Assessment of renal function in patients with unilateral ureteral obstruction using whole-organ perfusion imaging with 320-detector row computed tomography

Abstract

Background: Obstructed nephropathy is a common complication of several disease processes. Accurate evaluation of the functional status of the obstructed kidney is important to achieve a good outcome. The purpose of this study was to investigate renal cortical and medullary perfusion changes associated with unilateral ureteral obstruction (UUO) using whole-organ perfusion imaging with 320-detector row computed tomography (CT).

Methodology/principle findings: Sixty-four patients with UUO underwent whole-organ CT perfusion imaging. Patients were divided into 3 groups, mild, moderate, and severe, based on hydronephrosis severity. Twenty sex- and age-matched patients without renal disease, who referred to abdominal CT, were chosen as control subjects. Mean cortical and medullary perfusion parameters of obstructed and contralateral kidneys were compared, and mean perfusion ratios between obstructed and contralateral kidneys were calculated and compared. Mean cortical or medullary blood flow (BF) and blood volume (BV) of the obstructed kidneys in the moderate UUO and BF, BV, and clearance (CL) in the severe UUO were significantly lower than those of the contralateral kidneys (p < 0.05). The mean cortical or medullary BF of the obstructed kidney in the moderate UUO, and BF, BV, and CL in the severe UUO were significantly lower than those of the kidneys in control subjects (p < 0.05). Mean cortical or medullary BF of the non-obstructed kidneys in the severe UUO were statistically greater than that of normal kidneys in control subjects (p < 0.05). An inverse correlation was observed between cortical and medullary perfusion ratios and grades of hydronephosis (p < 0.01).
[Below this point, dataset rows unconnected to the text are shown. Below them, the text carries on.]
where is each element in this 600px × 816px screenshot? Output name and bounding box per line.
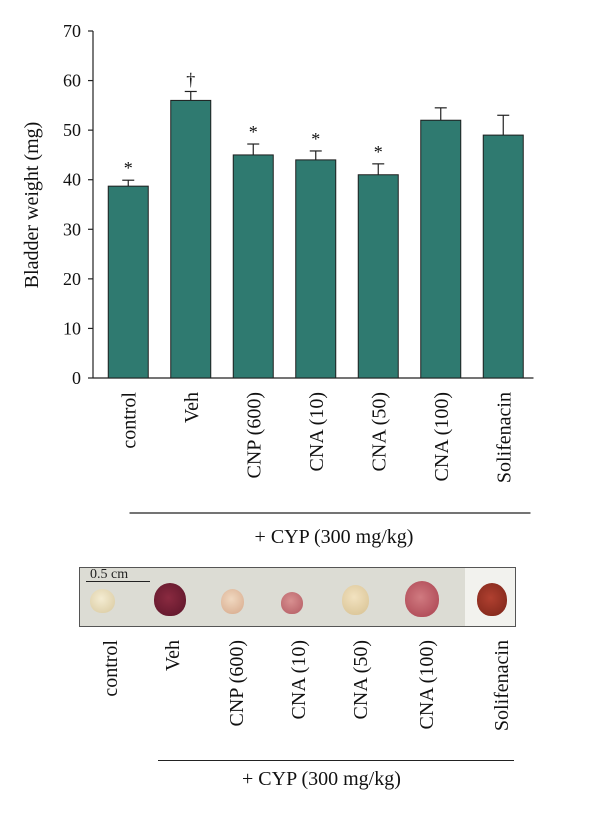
bar: [357, 174, 399, 379]
x-tick-label: control: [118, 392, 140, 449]
x-tick-label: Veh: [181, 392, 203, 423]
y-tick-label: 0: [72, 368, 81, 388]
group-label: + CYP (300 mg/kg): [255, 526, 414, 548]
bar: [107, 185, 149, 379]
photo-label: Solifenacin: [491, 640, 513, 732]
bar: [295, 159, 337, 379]
photo-label: CNP (600): [226, 640, 248, 727]
y-tick-label: 10: [63, 318, 81, 338]
x-tick-label: CNA (100): [431, 392, 453, 481]
bladder-specimen-cna10: [281, 592, 303, 614]
bladder-specimen-control: [90, 589, 115, 613]
bladder-specimen-solifenacin: [477, 583, 507, 616]
bladder-specimen-cna100: [405, 581, 439, 617]
bladder-photo-strip: 0.5 cm: [79, 567, 516, 627]
photo-label: CNA (100): [416, 640, 438, 730]
y-axis-label: Bladder weight (mg): [21, 122, 43, 289]
x-tick-label: CNA (10): [306, 392, 328, 471]
y-tick-label: 70: [63, 21, 81, 41]
photo-label: CNA (10): [288, 640, 310, 720]
bladder-specimen-veh: [154, 583, 186, 616]
bar-chart: 0 10 20 30 40 50 60 70 Bladder weight (mg) * contr…: [21, 21, 534, 548]
x-tick-label: CNP (600): [243, 392, 265, 478]
y-tick-label: 20: [63, 269, 81, 289]
bladder-specimen-cnp600: [221, 589, 244, 614]
photo-group-label: + CYP (300 mg/kg): [242, 768, 401, 790]
photo-label: control: [100, 640, 122, 697]
bladder-specimen-cna50: [342, 585, 369, 615]
bar: [482, 134, 524, 379]
photo-group-bracket: [158, 760, 514, 761]
scale-bar: [86, 581, 150, 582]
x-tick-label: Solifenacin: [493, 392, 515, 483]
bar: [420, 119, 462, 379]
bar: [170, 99, 212, 379]
scale-bar-label: 0.5 cm: [90, 567, 129, 582]
photo-label: Veh: [162, 640, 184, 672]
significance-marker: *: [311, 129, 320, 149]
y-tick-label: 50: [63, 120, 81, 140]
x-tick-label: CNA (50): [368, 392, 390, 471]
photo-label: CNA (50): [350, 640, 372, 720]
y-tick-label: 30: [63, 219, 81, 239]
y-tick-label: 60: [63, 71, 81, 91]
bar: [232, 154, 274, 379]
significance-marker: †: [186, 69, 195, 89]
y-tick-label: 40: [63, 170, 81, 190]
significance-marker: *: [124, 158, 133, 178]
significance-marker: *: [249, 122, 258, 142]
significance-marker: *: [374, 142, 383, 162]
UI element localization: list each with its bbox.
Conclusions/significance: Perfusion measurements of the whole kidney can be obtained with 320-detector row CT, and estimated perfusion ratios have potential for quantitatively evaluating UUO renal injury grades.

Fig 1. Time–density curves (TDCs) of renal cortex (a) and medulla (b) from the single input maximum slope and Patlak graph from the Patlak plot (c).

TDC indicates the enhancement characteristics of the aorta and renal cortex or medulla during the first pass. BF can be determined from the maximum gradient of renal cortical or medullary TDC divided by the peak enhancement of the aorta. The Patlak plot is a graphical analysis method, which quantifies the passage of contrast from the intravascular space into the extravascular space. BV and CL can be obtained from the Patlak equation. TDC curve: SP: start phase; EP: end phase. Patlak graph: SP: start phase; FE: flow end; EP line: early perfusion regression line (green line); CL line: clearance regression line (purple line). BF, blood flow; BV, blood volume; CL, clearance.

Fig 2. Examples for regions of interest (ROIs) measurements.

ROIs of renal cortex (a, b) and medulla (c, d) were defined manually in the coronal plane.

Fig 3. BF, BV and CL maps from control subjects and the three groups of UUO.

The perfusions of both kidneys were uniform in control subjects and renal cortex showed an intact red ring. For UUO patients, BF, BV and CL maps showed dilation of collecting system in the obstructed kidney (arrow) and normal contralateral kidney. The renal cortex from obstructed kidney was less continuous and local yellow or blue areas were observed in the perfusion maps. BF, blood flow; BV, blood volume; CL, clearance.